Renal Transplant Surgery
Introduction
Renal transplantation is the preferred treatment for selected patients requiring renal replacement therapy. Patients with successful renal transplants enjoy improved quality of life,1 may live longer than patients undergoing dialysis awaiting transplantation,2 and can reduce health provision expenditure when other renal replacement therapy is discontinued.3
In the war against early and late graft dysfunction, ul-trasonography is invaluable in the diagnosis of ureteric outflow obstruction and perinephric collection, whilst color Doppler ultrasonography is helpful in the diagnosis of diminished or abnormal arterial perfusion, venous outflow obstruction, and a wide range of other abnormalities which may lead to graft failure. As an ultrasound examination is noninvasive, serial Doppler ultrasound studies of transplanted renal grafts have become routine and are incorporated into many units’ standard patient follow-up protocols.
Summary point:
- Renal transplantation is the preferred treatment for patients requiring renal replacement therapy.
Donor Kidney
The blood supply to the developing kidney comes from the great vessels, which lie in close proximity to the kidneys during embryological growth. Initially, early in development, the kidneys lie in the pelvis, but as the embryo grows they are seen to migrate such that they occupy progressively higher positions within the abdomen. To begin with, the renal blood supply is derived from branches of the middle sacral and common iliac arteries. As the kidneys ascend, the blood supply originates from sequential arteries extending from the lateral aspect of the elongating aorta, until, in most individuals, definitive single renal arteries supplying all of the kidney and the first 10-15 cm of the ureter form just adjacent to the superior mesenteric orifice. It is not surprising however, that 25% of kidneys are found to have multiple renal arteries, a variation which reflects the manner in which the blood supply continually changes during the ascent from the pelvis to the abdomen. A single lower polar accessory vessel supplying up to 40% of the lower kidney and the first 10-15 cm of the ureter, or a single upper polar accessory vessel supplying less than 10% of the upper pole of the kidney are the most common of the polar variants. Dual and triple polar variations, however, are also encountered.

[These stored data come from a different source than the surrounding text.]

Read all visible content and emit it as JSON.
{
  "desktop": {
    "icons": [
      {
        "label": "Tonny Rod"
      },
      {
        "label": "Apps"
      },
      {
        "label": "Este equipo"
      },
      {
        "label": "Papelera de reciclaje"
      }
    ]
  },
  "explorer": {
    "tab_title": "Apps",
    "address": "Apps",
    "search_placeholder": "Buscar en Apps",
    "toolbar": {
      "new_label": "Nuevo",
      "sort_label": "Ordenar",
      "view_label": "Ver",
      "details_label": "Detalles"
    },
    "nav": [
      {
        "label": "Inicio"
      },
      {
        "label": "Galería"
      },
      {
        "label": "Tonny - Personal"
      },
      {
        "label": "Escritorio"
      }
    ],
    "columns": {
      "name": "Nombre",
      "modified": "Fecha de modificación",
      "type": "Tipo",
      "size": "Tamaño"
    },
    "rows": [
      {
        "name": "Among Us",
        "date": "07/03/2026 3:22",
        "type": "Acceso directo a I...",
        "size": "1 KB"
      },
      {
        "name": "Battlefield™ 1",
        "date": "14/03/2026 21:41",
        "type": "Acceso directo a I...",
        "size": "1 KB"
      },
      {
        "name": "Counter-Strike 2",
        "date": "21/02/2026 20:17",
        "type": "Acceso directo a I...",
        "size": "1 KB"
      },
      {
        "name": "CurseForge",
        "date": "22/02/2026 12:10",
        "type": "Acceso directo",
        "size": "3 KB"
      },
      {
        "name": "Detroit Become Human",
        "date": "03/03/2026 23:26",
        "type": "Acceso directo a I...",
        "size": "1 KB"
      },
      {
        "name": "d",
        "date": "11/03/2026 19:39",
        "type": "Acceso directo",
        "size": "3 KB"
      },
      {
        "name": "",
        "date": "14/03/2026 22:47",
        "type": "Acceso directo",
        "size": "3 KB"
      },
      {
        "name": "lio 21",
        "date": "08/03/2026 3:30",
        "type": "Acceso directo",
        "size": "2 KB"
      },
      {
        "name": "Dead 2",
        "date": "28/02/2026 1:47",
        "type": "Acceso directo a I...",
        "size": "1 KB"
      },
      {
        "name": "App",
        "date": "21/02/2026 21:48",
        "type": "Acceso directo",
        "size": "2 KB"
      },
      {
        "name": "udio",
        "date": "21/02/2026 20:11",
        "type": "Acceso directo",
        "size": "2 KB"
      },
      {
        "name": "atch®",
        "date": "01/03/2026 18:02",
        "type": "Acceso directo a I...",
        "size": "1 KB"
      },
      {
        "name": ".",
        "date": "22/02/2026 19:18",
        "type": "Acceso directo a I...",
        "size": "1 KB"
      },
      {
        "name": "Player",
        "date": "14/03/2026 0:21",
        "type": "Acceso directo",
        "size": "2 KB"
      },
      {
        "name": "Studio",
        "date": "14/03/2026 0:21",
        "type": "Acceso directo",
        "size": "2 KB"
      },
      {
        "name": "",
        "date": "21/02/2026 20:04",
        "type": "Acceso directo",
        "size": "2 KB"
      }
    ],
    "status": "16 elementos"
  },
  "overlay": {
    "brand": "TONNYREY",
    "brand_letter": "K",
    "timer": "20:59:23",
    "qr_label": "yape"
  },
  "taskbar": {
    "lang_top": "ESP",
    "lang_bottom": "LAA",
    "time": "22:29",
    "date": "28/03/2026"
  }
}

Usually, when cadaveric renal grafts are used for transplantation, polar vessels are left on the aortic patch so that only one arterial anastomosis is fashioned during the transplant operation. In some circumstances, however, this may not always be possible, because as part of the bench work to clear the kidney of unwanted fat prior to transplantation, accessory vessels may need to be reconstructed onto the main renal artery or the aortic patch trimmed and re-sutured. Unfortunately, reconstruction procedures increase the likelihood of a postoperative arterial complication, and when lower polar variants are encountered, a complication of thrombosis of the accessory artery may lead to both renal infarction and ureteric necrosis.
Transplant Procedure
Transplant Wound
The side chosen to transplant on may ultimately be decided because of the presence of a previous transplant graft or asymmetry in peripheral vascular or polycystic kidney disease, but a few other factors should also be considered at the time of transplantation. With the renal vein entering the kidney superficial to the artery in the coronal plane, a right or left kidney when transplanted into the contralateral iliac fossa with the lower pole placed caudally requires the artery and vein to be crossed when the anastomoses are fashioned using the external iliac vessels (Fig. 3.1). This is usually not problematic, but can be easily avoided if the transplant is carried out on the side that the kidney was removed from (Fig. 3.2). However, if the internal iliac artery is used for the arterial anastomosis, as is commonly preferred when live donor kidneys are used, the artery and vein do not cross when situated in the contralateral iliac fossa (Fig. 3.3). It is interesting to note that when renal transplantation was evolving, the internal iliac artery was used in preference to the external iliac artery, and it became conventional and incorporated into surgical dogma that kidneys should always be placed on the con-tralateral side!